The following morning my Toulouse Street cohort “Chicken Sam” helped me with providing support for the corner of the damaged pole. Pressurized 4x4 lumber and blocks are probably stronger than what had been there for the past 25 years. Sam is best described as an absolute mechanical and philosophical genius with a thin shiny coat of sleaze. The 16 foot piece of lumber had to be cut down, so I break out the circular saw. Sam said to put it away as he returned from his van revving up a chain saw on a very crowded French Quarter street. I chuckled as the blades wired a foot away from a very startled family and some kid’s balloon hat. Epic Zombie tourist visual. The damaged metal pole we were able to just twist and snap off. The balcony was off limits. The city building inspector insisted that I create a substantial barricade to the balcony. I did. Did I mention that the building inspector was hot?
My plan for that day was to do a few hours at the hotel in the morning, get some sleep that afternoon and go to my night job in the kitchen. It was turning into almost being late for job number two. I like my job at the restaurant. It’s the first time I’ve ever worked in the industry. New things to learn and experience. I like being the 50 year old dude in the apron bussing tables. Never thought I would say that, but the Quarter has shown me great secrets about happiness. The second wind came in handy for a very busy night flinging Sicilian slices at drunk revelers. A Jersey boy could handle this job, I already know pizza and dozen curse words in Italian.
About 4 am things slowed down enough to feel caught up and take a smoke break. I actually have a boss who will ask me to stop working and go on a smoke break with him. We hear of a dude passed out in front of our alley door so we go to investigate. I grab the hose just as reflex and my employer says not yet. Good thing. I knelt down to roust him, which can be risky at times. They can come up swinging, pull a weapon or god forbid projectile vomit on you. I looked at his face and saw blood trickling from above his right eye, just on the eye brow. At first look under the gas light it looked like a small hole. Damn it, don’t let it be a gun shot. Unlike in the movies, when someone gets shot in the head with a small caliber round, there isn’t the dramatic and pornographic display of blood and brains. A fatal shot would produce very little blood. His crossed eyes open.
“Sir, are you ok? Do you need us to call an ambulance for you?”
“no, no ambulances, just let me lie here....”

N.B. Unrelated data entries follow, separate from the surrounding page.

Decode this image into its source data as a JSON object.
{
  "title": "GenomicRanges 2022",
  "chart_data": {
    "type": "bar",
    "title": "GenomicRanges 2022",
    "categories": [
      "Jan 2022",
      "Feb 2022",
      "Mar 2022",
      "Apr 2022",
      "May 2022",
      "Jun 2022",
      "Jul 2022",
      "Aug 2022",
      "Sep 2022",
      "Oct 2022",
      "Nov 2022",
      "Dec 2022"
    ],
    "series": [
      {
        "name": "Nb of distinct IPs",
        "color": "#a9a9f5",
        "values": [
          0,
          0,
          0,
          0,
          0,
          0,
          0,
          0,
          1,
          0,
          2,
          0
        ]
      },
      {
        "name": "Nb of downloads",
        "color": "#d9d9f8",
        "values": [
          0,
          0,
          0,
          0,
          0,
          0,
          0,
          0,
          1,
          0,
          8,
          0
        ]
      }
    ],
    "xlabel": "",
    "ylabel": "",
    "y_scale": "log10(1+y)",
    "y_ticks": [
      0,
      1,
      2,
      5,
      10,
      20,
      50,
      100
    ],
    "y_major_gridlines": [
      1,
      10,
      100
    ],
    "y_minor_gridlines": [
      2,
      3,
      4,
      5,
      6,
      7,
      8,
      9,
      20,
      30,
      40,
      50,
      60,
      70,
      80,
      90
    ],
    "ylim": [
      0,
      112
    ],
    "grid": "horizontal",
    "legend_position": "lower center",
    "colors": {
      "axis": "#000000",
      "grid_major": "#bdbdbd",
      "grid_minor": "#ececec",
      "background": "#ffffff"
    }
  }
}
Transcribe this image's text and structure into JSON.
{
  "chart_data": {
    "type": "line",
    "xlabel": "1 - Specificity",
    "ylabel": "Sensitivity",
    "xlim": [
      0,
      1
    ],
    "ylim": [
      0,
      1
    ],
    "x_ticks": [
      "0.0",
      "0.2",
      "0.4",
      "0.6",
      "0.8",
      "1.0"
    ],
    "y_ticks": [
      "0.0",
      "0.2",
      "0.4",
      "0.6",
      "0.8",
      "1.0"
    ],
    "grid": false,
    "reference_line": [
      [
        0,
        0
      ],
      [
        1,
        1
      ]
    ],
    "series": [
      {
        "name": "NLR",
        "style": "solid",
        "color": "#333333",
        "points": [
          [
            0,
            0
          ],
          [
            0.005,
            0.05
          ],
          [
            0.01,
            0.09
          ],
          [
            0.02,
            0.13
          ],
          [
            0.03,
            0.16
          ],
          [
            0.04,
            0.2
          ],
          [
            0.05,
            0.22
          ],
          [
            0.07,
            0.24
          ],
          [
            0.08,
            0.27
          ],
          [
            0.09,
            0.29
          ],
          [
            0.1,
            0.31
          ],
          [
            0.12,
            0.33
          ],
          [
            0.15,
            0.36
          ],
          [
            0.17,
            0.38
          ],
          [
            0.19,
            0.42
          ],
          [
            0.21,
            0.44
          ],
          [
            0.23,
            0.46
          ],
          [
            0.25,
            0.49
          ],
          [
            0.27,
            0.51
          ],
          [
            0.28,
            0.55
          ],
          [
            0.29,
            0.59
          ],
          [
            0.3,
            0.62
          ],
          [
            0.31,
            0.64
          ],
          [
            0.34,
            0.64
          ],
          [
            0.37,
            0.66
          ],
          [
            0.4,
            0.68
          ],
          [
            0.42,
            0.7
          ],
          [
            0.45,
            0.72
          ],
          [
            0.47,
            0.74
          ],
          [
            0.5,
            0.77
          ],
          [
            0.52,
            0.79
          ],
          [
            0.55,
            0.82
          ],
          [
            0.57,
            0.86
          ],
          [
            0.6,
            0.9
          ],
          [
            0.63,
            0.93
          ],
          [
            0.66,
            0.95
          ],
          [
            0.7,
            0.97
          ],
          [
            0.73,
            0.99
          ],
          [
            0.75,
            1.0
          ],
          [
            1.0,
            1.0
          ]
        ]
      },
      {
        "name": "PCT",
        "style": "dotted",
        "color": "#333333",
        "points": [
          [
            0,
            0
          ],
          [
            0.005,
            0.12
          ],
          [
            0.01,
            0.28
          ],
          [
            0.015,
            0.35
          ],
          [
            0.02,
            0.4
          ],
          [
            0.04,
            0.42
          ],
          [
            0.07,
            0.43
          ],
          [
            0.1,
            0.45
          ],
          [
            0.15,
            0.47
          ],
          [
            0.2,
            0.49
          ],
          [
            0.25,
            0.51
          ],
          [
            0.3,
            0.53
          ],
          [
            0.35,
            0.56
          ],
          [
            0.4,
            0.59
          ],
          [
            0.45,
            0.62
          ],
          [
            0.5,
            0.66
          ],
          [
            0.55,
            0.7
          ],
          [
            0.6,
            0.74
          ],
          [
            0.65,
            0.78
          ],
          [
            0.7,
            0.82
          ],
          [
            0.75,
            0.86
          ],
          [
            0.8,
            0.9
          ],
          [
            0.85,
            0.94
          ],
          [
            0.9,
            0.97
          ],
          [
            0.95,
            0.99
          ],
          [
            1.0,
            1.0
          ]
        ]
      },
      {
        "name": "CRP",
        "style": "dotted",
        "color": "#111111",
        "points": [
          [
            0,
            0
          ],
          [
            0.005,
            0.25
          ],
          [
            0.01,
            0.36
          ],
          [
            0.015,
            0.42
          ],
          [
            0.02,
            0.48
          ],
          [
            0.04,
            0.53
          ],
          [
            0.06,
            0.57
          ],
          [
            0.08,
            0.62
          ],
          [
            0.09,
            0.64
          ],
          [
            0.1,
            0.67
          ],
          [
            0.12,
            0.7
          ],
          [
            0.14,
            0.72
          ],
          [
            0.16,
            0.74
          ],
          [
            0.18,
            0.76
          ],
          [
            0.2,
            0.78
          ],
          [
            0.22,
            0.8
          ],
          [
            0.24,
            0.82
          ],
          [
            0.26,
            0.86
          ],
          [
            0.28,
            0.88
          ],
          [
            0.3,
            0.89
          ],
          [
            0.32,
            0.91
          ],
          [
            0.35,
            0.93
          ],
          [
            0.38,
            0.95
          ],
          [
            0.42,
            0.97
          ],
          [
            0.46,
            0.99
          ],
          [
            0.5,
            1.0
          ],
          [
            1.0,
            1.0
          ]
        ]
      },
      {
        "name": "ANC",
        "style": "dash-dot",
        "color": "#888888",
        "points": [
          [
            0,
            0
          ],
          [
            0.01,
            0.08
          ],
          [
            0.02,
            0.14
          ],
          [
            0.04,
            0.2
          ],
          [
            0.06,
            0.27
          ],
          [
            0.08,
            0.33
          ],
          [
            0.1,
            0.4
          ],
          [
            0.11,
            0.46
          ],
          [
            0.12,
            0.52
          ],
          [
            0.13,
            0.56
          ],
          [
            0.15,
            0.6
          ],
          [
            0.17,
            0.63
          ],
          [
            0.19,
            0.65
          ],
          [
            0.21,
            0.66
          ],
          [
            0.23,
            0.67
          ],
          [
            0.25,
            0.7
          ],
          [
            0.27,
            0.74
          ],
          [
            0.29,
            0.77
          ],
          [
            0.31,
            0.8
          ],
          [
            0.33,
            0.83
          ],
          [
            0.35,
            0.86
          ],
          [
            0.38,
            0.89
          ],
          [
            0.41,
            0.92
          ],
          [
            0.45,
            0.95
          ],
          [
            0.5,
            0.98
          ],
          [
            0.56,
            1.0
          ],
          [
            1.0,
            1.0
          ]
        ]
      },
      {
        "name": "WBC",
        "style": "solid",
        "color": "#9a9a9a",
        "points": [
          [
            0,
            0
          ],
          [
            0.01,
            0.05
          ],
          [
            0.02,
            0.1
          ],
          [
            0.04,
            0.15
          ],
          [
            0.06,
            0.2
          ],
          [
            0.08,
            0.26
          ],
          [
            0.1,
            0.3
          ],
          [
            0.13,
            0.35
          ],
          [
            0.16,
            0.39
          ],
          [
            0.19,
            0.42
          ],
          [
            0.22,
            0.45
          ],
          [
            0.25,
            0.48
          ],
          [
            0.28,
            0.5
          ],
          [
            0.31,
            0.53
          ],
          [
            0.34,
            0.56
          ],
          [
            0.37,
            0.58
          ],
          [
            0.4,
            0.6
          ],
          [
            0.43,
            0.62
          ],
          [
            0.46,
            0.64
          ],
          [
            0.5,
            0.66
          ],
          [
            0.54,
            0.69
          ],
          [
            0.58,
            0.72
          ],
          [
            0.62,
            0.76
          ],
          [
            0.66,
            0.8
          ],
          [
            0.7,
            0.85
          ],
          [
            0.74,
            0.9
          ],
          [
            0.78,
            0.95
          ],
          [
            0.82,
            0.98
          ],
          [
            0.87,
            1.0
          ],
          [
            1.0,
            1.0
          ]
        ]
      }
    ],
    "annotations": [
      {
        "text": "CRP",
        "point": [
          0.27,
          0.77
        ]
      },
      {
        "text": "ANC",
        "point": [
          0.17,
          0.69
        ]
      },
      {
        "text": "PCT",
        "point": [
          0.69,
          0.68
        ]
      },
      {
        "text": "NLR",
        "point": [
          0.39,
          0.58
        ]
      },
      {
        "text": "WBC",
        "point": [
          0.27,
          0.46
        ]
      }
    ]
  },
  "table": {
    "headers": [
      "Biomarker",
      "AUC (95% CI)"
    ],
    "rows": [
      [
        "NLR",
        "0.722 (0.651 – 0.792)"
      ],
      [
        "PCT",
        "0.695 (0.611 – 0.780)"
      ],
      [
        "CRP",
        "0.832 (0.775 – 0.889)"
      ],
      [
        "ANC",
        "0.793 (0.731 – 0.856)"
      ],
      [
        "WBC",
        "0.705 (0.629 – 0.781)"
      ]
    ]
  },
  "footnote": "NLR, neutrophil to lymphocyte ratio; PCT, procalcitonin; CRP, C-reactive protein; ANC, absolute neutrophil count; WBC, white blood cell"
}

“We can’t do that sir. If you do not get up and walk away, we will have to call 911 for you.”
“No 911111, just let me sleep....”
“We can’t let you. Get up and walk away or we make the call.”
I was hoping he would drag himself up and stagger away. It looked like he was a “local” train hopper who was in town to scam tourists. He probably had a good day and spent it all on smack and cheap booze. My guess is he fell and face planted against a building. I kept talking to him while waiting for the ambulance to push it’s way through the very dense crowd. Lights and sirens were about 2 blocks away, which in this crowd meant about 8 minutes.